I'll start this by saying that I am a tad bit sensitive these days. Spending all my time trying to balance babysitters and the household and driving back and forth to the hospital is taking an emotional toll. None of us have the reserves any more to deal with the unexpected or the challenging or when something is upsetting.
So when things like this happen, I can normally brush them off.
Today I couldn't.
A family member came over today to babysit so I could visit Mike and then have an important celebratory dinner out with close friends. It was an incredibly kind gesture, and one that I appreciate immensely.
However, the fall back reaction of many of Mikes family members when they don't understand something is laughter. They laugh. It's a great quality and during family get together there is a lot of humour and frivolity.
Today this laughter hurt. We are making a big push at potty training right now. It's a difficult process not just because of the body awareness and control needed, but because of all of the skills which are also necessary. Putting the potty on and off the toilet. Pulling underwear or pull ups and pants up and down. Putting the stool in front of the sink. Pumping the soap and turning the taps on and off. There are a huge amount of steps involved, all of them impacted by Phoenix's low muscle tone.
Yesterday Phoenix peed on the potty 5 times. This morning she peed 4 times before her poop accident.

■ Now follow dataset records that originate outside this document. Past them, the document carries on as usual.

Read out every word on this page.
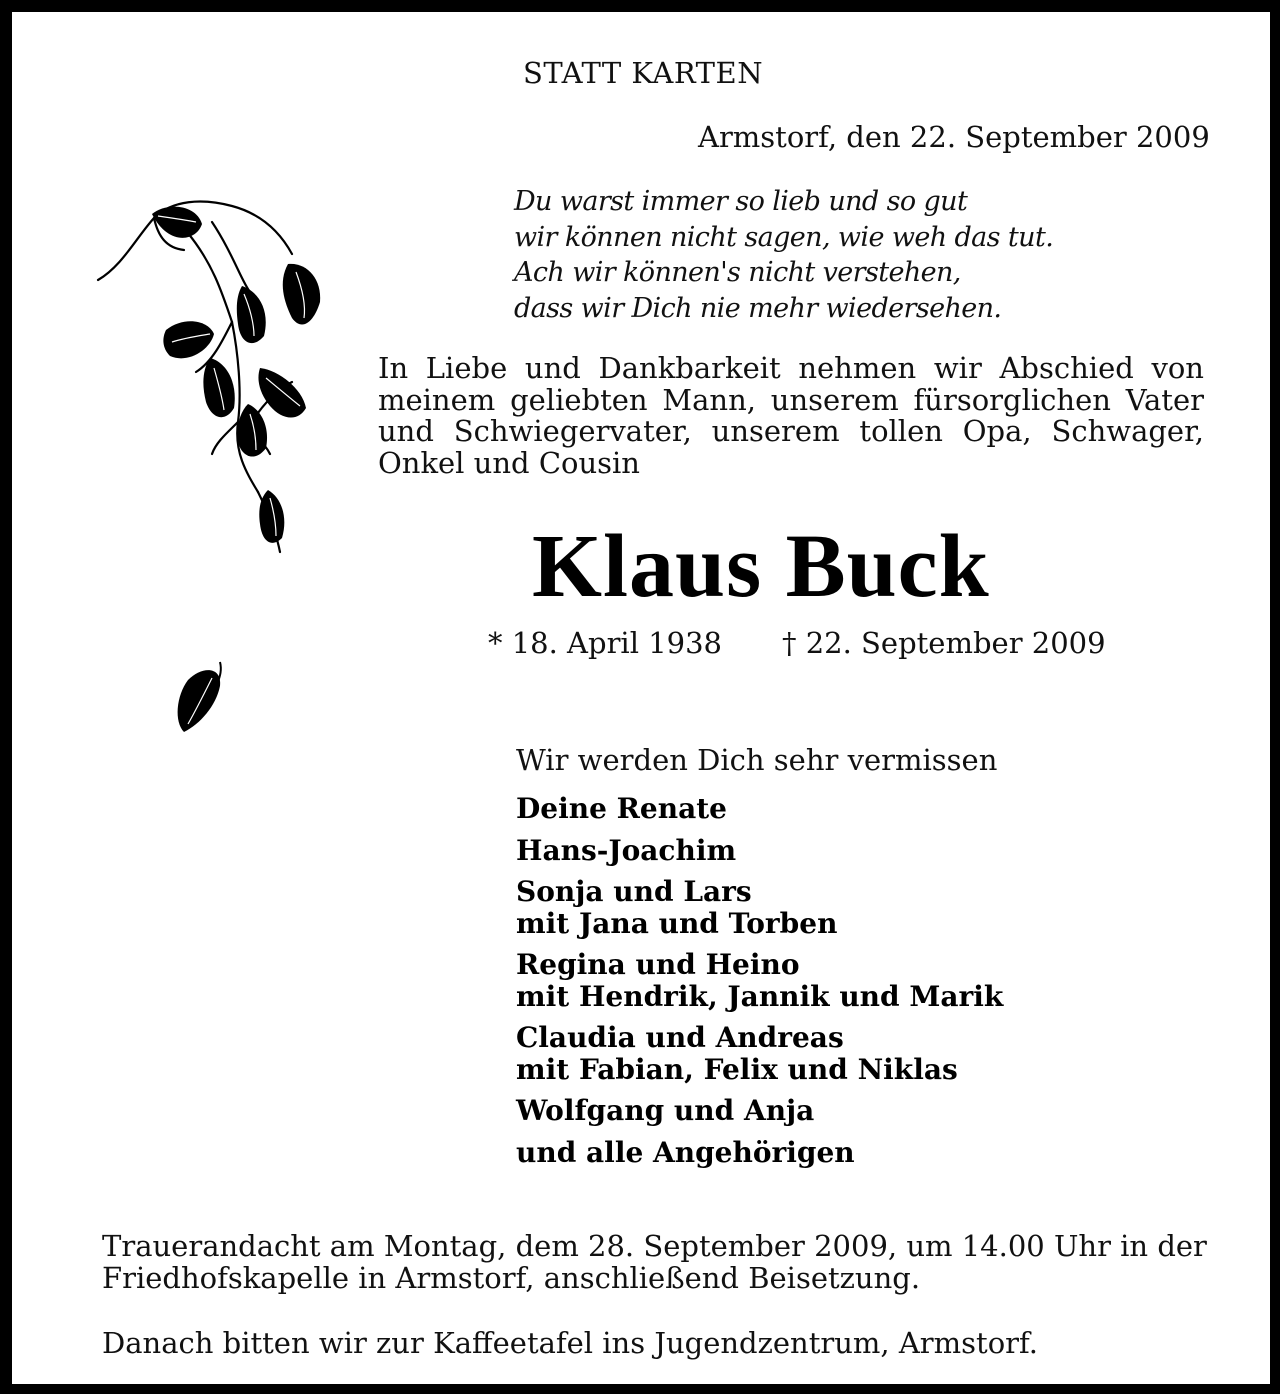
STATT KARTEN

Armstorf, den 22. September 2009

Du warst immer so lieb und so gut
wir können nicht sagen, wie weh das tut.
Ach wir können's nicht verstehen,
dass wir Dich nie mehr wiedersehen.
In Liebe und Dankbarkeit nehmen wir Abschied von
meinem geliebten Mann, unserem fürsorglichen Vater
und Schwiegervater, unserem tollen Opa, Schwager,
Onkel und Cousin
Klaus Buck

* 18. April 1938 † 22. September 2009

Wir werden Dich sehr vermissen

Deine Renate
Hans-Joachim
Sonja und Lars
mit Jana und Torben
Regina und Heino
mit Hendrik, Jannik und Marik
Claudia und Andreas
mit Fabian, Felix und Niklas
Wolfgang und Anja
und alle Angehörigen
Trauerandacht am Montag, dem 28. September 2009, um 14.00 Uhr in der
Friedhofskapelle in Armstorf, anschließend Beisetzung.

Danach bitten wir zur Kaffeetafel ins Jugendzentrum, Armstorf.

I'm extremely proud of her and more importantly, SHE is very proud of herself.
So today, when this family member noticed that P was in the bathroom and looked in, she laughed at Phoenix for sitting on the potty with her pull up still on. She laughed. Am while I know that this family member would never do anything to intentionally hurt my feelings, I look at this situation and see that Phoenix was laughed at because of her disability. Because this person, like so many other people, does not recognize that DS is a physical disability. That her low muscle tone makes it difficult to pull her pants down and that unfortunately Phoenix gives up when frustrated. The result of which was her sitting on the potty with her pull up still on. And she was laughed at.
Today my heart hurts. Not because of Phoenix, or because of Down syndrome, but because of ignorance, and a little bit because I have failed. I've failed in teaching the family about the scope of Phoenix's challenges. I've failed about educating them. I failed to remind them that DS is a whole body syndrome. But how could it be otherwise? The extra 21st is in every part of her body.
Today the steely case that protects my heart cracked and sadness crept in. Because I do not have the resources or the resilience right now to keep it protected. I just don't.